In daily routine, these classification systems rely heavily on accurate lymph node (LN) size assessment, as nodal involvement is a key determinant of disease extent. For solid tumors [
5], unidimensional measurements of LN short-axis diameters (SADs) are routinely performed during staging and restaging CT examinations, while for lymphomas [
3,
6], bidimensional measurements including both the SAD and long-axis diameter (LAD) are recommended. Consequently, precise and consistent LN measurements are critical, as different cancer entities apply specific size thresholds for nodal characterization. For example, in rectal cancer, mesorectal LNs ≥ 9 mm and lateral LNs ≥ 7 mm in long-axis diameter are considered suspicious, [
7] while in RECIST 1.1, LNs ≥ 15 mm in short-axis diameter qualify as target lesions [
5].
Despite their clinical importance, LN measurements are still predominantly performed manually. Manual or semi-automated segmentation and measurement are time-consuming, operator-dependent, and susceptible to considerable intra- and inter-reader variability, even among experienced radiologists [
8,
9]. Paradoxically, increasing the number of readers does not necessarily improve measurement consistency but may instead amplify variability, highlighting the limitations of subjective manual assessment in complex oncologic workflows.
Against this background, there has been growing interest in automated approaches for LN assessment in CT imaging. Previous studies have explored automatic LN detection [
10,
11,
12,
13], evaluated semi-automated measurement tools [
8,
14,
15,
16] and assessed inter-rater variability across institutions [
8]. However, evidence regarding the feasibility and reliability of fully automated LN measurement systems remains limited, particularly in routine clinical settings.
In the context of artificial intelligence (AI)-based LN analysis, it is important to distinguish between detection, segmentation, and measurement tasks. Detection refers to the identification and location of an LN within an image. Segmentation involves delineating the precise boundaries of a detected node, typically by generating a voxel-wise mask. Measurement represents a subsequent step, in which quantitative metrics such as SAD and LAD are derived from the segmented structure according to established clinical guidelines. While detection and segmentation focus on identifying and outlining anatomical structures, accurate measurement is critical for staging and therapy response assessment, as it directly influences threshold-based clinical decision-making.
Fully automated AI-supported LN measurement techniques offer the potential to provide structured, observer-independent, and time-efficient evaluations, thereby improving measurement reproducibility and supporting standardized oncologic decision-making.
Despite the central role of lymph node size in oncologic staging and treatment monitoring, routine LN measurement remains a fundamentally subjective task and is prone to inter-reader variability.
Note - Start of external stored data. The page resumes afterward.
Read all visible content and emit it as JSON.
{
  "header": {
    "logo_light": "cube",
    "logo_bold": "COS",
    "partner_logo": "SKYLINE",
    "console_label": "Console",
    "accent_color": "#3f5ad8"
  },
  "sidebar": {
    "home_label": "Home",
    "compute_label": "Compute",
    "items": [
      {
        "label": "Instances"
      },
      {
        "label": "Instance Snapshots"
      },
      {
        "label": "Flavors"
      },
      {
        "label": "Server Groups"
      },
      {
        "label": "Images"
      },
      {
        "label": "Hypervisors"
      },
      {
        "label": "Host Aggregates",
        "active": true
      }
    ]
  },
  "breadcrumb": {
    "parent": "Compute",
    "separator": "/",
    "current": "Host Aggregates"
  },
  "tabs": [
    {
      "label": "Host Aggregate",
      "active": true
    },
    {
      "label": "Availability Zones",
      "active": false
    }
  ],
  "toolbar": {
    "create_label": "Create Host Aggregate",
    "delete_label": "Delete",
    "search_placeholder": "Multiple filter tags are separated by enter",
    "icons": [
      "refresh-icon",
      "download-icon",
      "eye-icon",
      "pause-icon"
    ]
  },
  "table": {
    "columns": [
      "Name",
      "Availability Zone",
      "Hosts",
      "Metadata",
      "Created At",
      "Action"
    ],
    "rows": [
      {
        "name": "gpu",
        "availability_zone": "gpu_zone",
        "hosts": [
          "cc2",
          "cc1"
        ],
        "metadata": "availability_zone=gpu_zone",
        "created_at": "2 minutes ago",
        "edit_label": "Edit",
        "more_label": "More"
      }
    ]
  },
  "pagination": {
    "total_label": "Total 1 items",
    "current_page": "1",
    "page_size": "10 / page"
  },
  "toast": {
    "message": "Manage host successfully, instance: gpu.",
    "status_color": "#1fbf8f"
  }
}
Although previous studies have explored LN detection algorithms and semi-automated measurement tools, robust evidence regarding the accuracy, reproducibility, and numerical stability of fully automated AI-based LN measurement workflows under routine clinical conditions remains limited. Moreover, validation against a large multi-reader consensus reference and assessment of hardware-related measurement stability have not been systematically investigated.
To our knowledge, this is the first study to comprehensively evaluate the accuracy, reproducibility, and hardware stability of a fully automated AI-based lymph node measurement workflow in contrast-enhanced chest CT using a large multi-reader consensus reference. By incorporating 13 radiologists, two independent reading rounds, and cross-platform validation, this study provides clinically relevant evidence for the robustness and real-world applicability of fully automated LN measurement.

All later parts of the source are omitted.